A "stealth mode" is activated when the player character crouches, allowing the player to move silently and tinting the edges of the screen blue when the player is hidden.[4] While in stealth mode, the player can drag bodies out of sight and hide from enemies.[4][10] The mode grants attacks that quickly kill enemies;[12] the player may drop on enemies from above, or execute them from behind.[1][12] During the game, Riddick acquires eyeshine, allowing him to see in the dark but temporarily blinding him if used in brightly lit areas.[6][13]

Plot[edit]

Setting and characters[edit]

Escape from Butcher Bay is set in the futuristic science fiction universe of the Chronicles of Riddick franchise,[10] and is a prequel to the film Pitch Black.[14] The game takes place inside Butcher Bay, a maximum-security prison from which no prisoner has escaped.[1][3] The facility—constructed on a barren planet—contains three increasingly secure holding areas, and a subterranean mining operation.[11]

The game's protagonist is Richard B. Riddick (Vin Diesel), a murderer recently confined in Butcher Bay.[6][12] Riddick is resourceful, and seeks to break out of the prison by any means necessary.[3] His capturer is the bounty hunter William J. Johns (Cole Hauser); the two have had previous encounters.[6] Butcher Bay's warden is a man named Hoxie (Dwight Schultz),[12][15] while Abbott (Xzibit) is a prison guard disliked by the inmates.[1][8] The inmate Pope Joe (Willis Burks II) is an insane old man, who lives in the sewer tunnels beneath the prison.[8][16]

Story[edit]

The opening cinematic shows Riddick in hiding, having grown out his hair and beard, before the opening scene of the Chronicles of Riddick movie. He hunts an animal and after killing it, a disembodied voice starts talking to him asking him where he got his eyes. He states that he received them from a "slam preacher" and this causes him to remember his time at Butcher Bay. The game takes place in a flashback.

Another opening cinematic takes place in which Riddick is being transported for collection on the bounty.

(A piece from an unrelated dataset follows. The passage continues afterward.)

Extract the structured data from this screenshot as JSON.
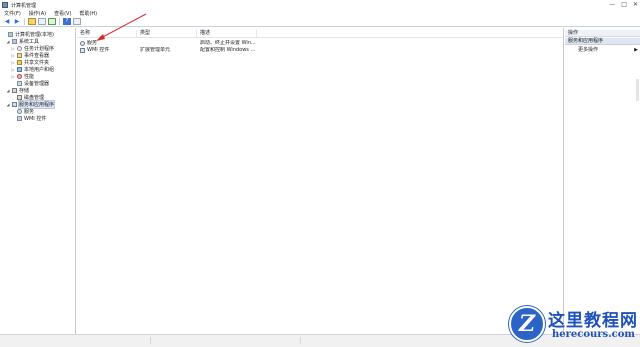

He and Johns have a brief conversation in which Riddick tells Johns that there is no way he is going to get the price he wants. Riddick wakes up as they land and stands out front of Butcher Bay waiting for the warden. He sneaks up behind Johns and breaks his neck and proceeds to escape. After getting his hands on a gun, he goes through the ventilation ducts and seemingly escapes into the desert. Everything fades to white as Riddick hears Johns saying "Rise and shine, Riddick." It turns out this escape was simply a dream.

Riddick wakes up and Johns escorts him off the ship. Johns meets with Hoxie to negotiate his pay,[12] while Abbott escorts Riddick to his cell in the "single-max" security area. After making enemies with and killing a gang leader named Rust, Riddick familiarizes himself with the facility, and soon instigates a riot; during the confusion, he escapes into the prison's sewer system. Armed with a shotgun and a dying flashlight, Riddick discovers he is not alone in the sewers. Fighting through the sewers against mutant "dwellers",[13] Riddick eventually meets Pope Joe, for whom he retrieves a lost radio, which Joe calls a blessed voicebox. A woman named Shirah (Kristin Lehman)[16] tells Riddick that he "has been blind too long", and he gains his trademark "eyeshine" night vision.[8] Afterwards, he accuses Pope Joe of tampering with his eyes; Joe says that he merely treated Riddick's injured arm. Riddick then continues his escape, while using the eyeshine to his advantage.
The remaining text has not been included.